Let that sink in for a second. You're getting 50-70% better performance without adding hardware, without burning more battery, and without changing any physical devices.

Who benefits?

This solution isn't lab equipment showing off. Real applications see immediate impact.

First responders streaming body camera footage. Industrial facilities transmitting high-resolution sensor data. XR users generating immersive content. Fixed wireless access customers backing up files to the cloud. All of them benefit from Rel-16/17 Uplink Transmit Switching today.

The elegance lies in the efficiency. Instead of demanding new hardware, you're coordinating existing transmit paths more intelligently. Operators deliver better uplink performance to devices already in users' hands. The network scheduler makes split-second decisions that squeeze every watt of transmit power and every millisecond of transmission time for maximum effect.

The bigger picture

As uplink traffic continues growing exponentially, we see a simple truth: smarter beats bigger. Always has, probably always will. In the race to meet tomorrow's capacity demands, raw infrastructure expansion only gets you so far. Intelligence - the kind that coordinates resources dynamically, that eliminates waste, that adapts in real time - that's what wins.

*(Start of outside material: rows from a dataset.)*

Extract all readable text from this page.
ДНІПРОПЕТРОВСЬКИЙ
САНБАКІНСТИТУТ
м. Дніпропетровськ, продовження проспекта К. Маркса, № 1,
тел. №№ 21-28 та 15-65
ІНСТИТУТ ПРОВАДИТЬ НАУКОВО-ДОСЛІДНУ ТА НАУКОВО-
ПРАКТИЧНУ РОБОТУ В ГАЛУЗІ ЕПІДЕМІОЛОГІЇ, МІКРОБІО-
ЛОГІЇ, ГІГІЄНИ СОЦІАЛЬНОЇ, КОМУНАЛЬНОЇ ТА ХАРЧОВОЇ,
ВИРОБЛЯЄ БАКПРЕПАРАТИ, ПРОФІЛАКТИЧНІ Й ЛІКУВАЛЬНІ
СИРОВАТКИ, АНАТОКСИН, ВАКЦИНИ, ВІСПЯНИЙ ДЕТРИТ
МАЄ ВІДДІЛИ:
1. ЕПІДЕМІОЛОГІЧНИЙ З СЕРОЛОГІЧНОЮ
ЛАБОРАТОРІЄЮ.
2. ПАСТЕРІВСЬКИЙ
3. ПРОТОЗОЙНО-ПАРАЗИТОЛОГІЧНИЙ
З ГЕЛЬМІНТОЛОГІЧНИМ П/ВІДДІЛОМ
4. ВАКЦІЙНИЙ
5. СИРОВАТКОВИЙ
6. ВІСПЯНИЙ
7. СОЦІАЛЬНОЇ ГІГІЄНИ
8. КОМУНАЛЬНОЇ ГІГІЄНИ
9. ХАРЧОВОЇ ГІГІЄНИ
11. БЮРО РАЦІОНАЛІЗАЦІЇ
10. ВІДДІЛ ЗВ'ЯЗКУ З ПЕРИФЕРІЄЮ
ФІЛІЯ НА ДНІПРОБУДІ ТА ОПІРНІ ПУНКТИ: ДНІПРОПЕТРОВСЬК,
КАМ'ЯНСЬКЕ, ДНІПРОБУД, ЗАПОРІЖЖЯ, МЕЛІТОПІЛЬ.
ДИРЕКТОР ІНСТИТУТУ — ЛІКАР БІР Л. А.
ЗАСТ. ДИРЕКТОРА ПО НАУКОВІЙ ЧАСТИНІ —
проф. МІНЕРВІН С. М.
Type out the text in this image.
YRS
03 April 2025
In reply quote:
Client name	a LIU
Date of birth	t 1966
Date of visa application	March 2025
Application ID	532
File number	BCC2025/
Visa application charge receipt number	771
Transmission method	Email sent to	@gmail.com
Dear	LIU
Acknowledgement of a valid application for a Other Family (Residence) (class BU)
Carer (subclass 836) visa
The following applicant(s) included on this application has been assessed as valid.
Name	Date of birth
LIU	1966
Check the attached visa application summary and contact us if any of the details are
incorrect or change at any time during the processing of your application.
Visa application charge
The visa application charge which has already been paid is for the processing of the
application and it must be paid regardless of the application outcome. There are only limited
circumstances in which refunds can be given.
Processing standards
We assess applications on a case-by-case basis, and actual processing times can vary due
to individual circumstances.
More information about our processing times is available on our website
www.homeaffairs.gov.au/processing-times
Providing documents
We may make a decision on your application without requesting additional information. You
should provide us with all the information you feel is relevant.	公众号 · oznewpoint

Rel-16/17 Uplink Transmit Switching is one piece of the 5G-Advanced puzzle. But it's an important one. And it's working right now.

Samsung is enabling this today

Samsung’s end-to-end 5G solutions are designed to help operators maximize uplink performance through advanced RAN capabilities and intelligent network management. The company’s vRAN platform, deployed commercially with leading operators worldwide, provides a software-centric foundation that enables operators to leverage the latest 3GPP Release features, including advanced carrier aggregation capabilities across TDD and FDD spectrum combinations. As uplink demands continue to grow, Samsung works closely with operator partners to deploy software-based solutions that extract maximum performance from existing network infrastructure while maintaining energy efficiency.